I would be concerned about the clearance of opening the fridge with the panel being deeper than the counter fridge. If the fridge is 27 and the panel is 30 is the door going to be able to be opened all the way or is it going to be limited by the panel next to it? (hope that makes sense)


----------



## oh'mike (Sep 18, 2009)

The panel is correct depth for your new fridge----------


----------



## triplex (Feb 11, 2012)

Just to update: The depth of the body of the fridge is 24" and when you include the door it's 27 3/4". I only need 1 1/8" clearance in the back. Would you still say 30" deep panel is correct?


----------



## oh'mike (Sep 18, 2009)

That sounds like a counter depth fridge--in which case a 24 or 26" panel might be appropriate--

Call the fridge maker and see what size panel they recommend---also that the fridge model number and call the cabinet maker--ask them --


----------



## firehawkmph (Dec 12, 2009)

Trip, 
The door of the refridge should stick out past the edge of the panel.
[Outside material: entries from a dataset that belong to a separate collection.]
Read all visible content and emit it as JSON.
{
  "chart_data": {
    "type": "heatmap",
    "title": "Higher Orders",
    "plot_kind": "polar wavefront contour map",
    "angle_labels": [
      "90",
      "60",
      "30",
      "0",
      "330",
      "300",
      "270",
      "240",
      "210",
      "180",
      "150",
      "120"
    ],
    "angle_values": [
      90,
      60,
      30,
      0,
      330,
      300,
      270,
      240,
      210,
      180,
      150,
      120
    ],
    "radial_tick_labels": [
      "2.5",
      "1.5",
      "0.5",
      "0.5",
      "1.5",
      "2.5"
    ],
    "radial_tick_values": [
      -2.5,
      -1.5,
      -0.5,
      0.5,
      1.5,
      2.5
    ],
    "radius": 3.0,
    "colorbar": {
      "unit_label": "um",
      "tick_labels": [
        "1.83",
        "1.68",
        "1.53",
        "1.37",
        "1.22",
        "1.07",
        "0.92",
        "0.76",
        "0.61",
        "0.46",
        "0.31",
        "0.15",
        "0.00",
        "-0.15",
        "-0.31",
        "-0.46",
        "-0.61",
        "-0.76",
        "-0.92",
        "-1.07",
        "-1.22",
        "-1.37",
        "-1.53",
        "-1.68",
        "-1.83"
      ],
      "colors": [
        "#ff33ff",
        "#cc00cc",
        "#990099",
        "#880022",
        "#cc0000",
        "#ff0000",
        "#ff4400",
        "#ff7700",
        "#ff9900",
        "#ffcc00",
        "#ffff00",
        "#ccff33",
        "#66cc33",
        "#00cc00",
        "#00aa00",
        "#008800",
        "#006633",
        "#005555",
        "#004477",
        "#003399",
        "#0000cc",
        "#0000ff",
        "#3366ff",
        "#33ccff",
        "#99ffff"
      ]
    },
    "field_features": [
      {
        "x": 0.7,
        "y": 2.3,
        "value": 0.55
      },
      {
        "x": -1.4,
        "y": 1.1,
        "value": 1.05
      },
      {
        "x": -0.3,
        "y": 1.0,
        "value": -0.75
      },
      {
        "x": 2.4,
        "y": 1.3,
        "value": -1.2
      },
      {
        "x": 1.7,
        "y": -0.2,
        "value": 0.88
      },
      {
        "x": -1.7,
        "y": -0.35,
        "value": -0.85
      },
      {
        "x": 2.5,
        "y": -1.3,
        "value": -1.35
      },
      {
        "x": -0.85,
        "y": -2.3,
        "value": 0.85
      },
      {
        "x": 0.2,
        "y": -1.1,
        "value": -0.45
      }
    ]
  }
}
The body of the ref should be hidden by the panel. But keep in mind, the refs never fit tight up against the back wall. You could probably get by with 24-26" panel. Panels can be easily cut with a track saw. 
Mike Hawkins


----------



## ktkelly (Apr 7, 2007)

I just did this same job at my beach house, and I have a 29" side panel.


It's actually a good thing to have a bit more room in back of the fridge, since having a bit more ventilation isn't a bad thing.


----------



## RobertCurry (Oct 20, 2014)

I think that kitchen panel is good and there is no need to make any changes. But remember, it is important to have distance between the refrigerator and cabinets.


----------